There are primarly (BTW - this is spelled incorrect) two types of users.
Users who wants a toolkit to do server/system monitoring in general, for them we provide a rich REST API to store metrics, trigger alerts and manage an inventory of resources
Users who want a full-fledge admin console to monitor and manage middleware servers (Currently, only WildFly is supported)
Anton, yes, it can be a little confusing. The Hawkular project is an end-to-end monitoring and management tool focused on Red Hat software. Today it basically offers a Wildfly agent for discovering and managing app servers, their hosted apps, and all of the things that make up those apps. What is can handle grows with every release. Hawkular leverages a bunch of components to perform that job.
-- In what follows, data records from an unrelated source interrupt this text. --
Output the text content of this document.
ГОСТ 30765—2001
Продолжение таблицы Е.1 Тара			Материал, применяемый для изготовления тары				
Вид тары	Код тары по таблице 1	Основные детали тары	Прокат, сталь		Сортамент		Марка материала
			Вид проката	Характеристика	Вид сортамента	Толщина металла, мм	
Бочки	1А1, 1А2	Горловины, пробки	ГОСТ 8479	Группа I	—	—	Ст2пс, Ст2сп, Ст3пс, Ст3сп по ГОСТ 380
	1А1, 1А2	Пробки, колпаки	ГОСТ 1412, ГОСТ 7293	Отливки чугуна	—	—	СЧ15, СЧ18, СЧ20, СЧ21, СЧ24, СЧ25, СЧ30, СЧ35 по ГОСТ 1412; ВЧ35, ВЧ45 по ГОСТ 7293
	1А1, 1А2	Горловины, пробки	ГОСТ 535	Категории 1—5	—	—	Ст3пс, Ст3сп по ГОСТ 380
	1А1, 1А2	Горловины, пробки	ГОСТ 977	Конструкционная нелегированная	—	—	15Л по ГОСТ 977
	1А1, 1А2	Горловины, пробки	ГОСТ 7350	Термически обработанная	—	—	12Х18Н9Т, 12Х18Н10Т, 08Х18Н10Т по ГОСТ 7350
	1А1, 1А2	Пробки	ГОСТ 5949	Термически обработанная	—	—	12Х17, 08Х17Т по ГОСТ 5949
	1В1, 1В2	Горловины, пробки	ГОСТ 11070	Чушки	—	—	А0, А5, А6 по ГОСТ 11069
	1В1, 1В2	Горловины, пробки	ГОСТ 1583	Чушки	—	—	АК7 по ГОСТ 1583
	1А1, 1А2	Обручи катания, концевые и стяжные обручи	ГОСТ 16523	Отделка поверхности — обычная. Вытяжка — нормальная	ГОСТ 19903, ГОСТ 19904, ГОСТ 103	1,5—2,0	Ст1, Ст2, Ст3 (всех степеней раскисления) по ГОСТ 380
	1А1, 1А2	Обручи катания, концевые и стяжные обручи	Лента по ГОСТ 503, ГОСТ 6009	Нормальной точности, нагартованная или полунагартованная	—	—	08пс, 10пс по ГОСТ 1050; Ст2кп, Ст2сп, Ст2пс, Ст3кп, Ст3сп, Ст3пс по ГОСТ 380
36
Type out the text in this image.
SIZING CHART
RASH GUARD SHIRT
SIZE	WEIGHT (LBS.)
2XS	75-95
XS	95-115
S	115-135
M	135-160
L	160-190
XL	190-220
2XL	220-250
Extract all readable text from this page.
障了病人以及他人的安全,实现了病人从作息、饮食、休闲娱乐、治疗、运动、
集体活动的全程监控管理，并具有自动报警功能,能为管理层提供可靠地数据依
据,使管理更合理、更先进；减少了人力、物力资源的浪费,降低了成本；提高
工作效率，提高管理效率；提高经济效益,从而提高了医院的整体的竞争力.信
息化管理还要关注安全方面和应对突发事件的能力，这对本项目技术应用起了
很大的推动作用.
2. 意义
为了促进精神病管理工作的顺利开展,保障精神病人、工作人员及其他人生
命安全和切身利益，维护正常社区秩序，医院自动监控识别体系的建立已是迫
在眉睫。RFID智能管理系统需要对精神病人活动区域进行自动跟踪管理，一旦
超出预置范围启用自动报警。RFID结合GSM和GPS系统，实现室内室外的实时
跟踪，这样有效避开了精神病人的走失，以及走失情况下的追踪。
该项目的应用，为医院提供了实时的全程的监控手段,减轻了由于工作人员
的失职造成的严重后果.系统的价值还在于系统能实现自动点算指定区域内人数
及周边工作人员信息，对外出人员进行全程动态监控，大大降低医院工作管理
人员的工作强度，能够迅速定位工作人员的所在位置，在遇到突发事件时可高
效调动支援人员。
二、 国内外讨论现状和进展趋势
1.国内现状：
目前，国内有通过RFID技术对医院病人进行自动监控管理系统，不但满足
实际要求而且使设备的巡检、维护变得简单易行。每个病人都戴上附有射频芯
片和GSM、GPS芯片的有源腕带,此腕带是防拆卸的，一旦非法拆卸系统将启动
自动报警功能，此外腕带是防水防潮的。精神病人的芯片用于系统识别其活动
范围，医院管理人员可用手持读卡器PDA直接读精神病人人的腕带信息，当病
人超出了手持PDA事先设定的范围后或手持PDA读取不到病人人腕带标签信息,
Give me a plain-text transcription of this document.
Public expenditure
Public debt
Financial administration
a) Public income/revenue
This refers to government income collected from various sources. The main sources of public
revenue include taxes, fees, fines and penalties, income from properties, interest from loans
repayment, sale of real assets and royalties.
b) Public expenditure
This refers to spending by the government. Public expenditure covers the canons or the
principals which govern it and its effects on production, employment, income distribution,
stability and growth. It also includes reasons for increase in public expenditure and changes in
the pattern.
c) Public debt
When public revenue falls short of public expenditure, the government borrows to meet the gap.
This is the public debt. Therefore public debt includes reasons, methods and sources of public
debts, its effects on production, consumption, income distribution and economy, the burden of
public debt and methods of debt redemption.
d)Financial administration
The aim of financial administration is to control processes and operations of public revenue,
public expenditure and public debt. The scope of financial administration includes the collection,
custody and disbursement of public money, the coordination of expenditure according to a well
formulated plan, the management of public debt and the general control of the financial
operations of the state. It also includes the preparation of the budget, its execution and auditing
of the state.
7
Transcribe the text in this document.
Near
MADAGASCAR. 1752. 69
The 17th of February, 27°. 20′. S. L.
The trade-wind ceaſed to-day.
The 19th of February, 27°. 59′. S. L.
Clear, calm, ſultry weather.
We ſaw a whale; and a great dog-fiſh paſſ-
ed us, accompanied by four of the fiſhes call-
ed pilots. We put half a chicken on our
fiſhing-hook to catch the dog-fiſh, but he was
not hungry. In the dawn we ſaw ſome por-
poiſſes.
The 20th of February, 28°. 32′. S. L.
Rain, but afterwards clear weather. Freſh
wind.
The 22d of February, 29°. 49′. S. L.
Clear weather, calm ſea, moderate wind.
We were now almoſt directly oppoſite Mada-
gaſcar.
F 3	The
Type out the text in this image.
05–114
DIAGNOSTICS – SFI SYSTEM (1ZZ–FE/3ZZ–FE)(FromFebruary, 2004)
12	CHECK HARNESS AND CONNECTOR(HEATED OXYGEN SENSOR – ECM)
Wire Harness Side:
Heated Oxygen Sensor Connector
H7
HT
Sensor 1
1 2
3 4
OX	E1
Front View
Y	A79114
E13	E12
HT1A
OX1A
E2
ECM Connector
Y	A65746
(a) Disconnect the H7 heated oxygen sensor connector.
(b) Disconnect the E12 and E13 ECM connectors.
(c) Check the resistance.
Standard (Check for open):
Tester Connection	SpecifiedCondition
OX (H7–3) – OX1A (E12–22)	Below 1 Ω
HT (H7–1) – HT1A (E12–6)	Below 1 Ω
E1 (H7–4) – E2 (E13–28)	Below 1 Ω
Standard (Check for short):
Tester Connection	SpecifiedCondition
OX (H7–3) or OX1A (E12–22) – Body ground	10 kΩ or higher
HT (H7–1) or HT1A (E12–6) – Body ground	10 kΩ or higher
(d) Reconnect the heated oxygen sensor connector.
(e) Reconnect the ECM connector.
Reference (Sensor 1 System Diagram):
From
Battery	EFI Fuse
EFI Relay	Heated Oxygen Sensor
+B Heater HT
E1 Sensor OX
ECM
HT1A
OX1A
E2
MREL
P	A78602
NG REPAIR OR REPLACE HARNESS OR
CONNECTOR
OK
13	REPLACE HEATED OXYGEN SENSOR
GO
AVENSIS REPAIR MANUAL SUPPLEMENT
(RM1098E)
There is HK-Inventory to represent a network of inventories resources (like an app server, a datasource, a jvm, etc), HK-Metrics as a Cassandra-backed time-series store, HK-Alerts as a Drools-backed alerting tool, HK-Accounts as a KeyCloak backed multi-tenant/auth/authz tool, HK-Console for UI, HK-Bus for a comm backbone, etc..
Some of the HK components, namely HK-Metrics and HK-Alerts support standalone deployment outside of Hawkular. They are named Hawkular-Metrics and Hawkular-Alerts because they have been developed as part of the Hawkular project, but they can be used independently. Hope that helps...
On 10/29/2015 9:16 AM, Anton Hughes wrote:
On 29 October 2015 at 14:12, Jay Shaughnessy <jshaughn@redhat.com> wrote:
Metrics and Alerts can both be used outside of the Hawkular framework so really you can store any metric you like, or alert on basically any data you like. As for Events, the next release of Hawkular Alerts (0.6.0) will include a new Events feature that you may find interesting. Whereas Alerts are relatively rare, typically involve human interaction, and run through a simple life-cycle; Events are likely much more numerous, representing any sort of happening that a client wants to persist. The interesting thing about Events in HK-Alerts is that they can be inserted directly via API or can be generated via Trigger, like an Alert. And Events can also be used as Trigger conditions, to contribute to further Alert or Event generation.
Thanks Jay - this sounds really cool!
I have heard a few times now that hawkular components can be used outside of the hawkular framework. What exactly is the hawkular framework? As an outsider I am learning about Hawkular and its features. There is good documentation on the features, but the underlying framework, not so much.
Also, regarding documentation, I could not find how to store any 'metric' or data. Specifically, I am looking to store not just a metric but a pojo.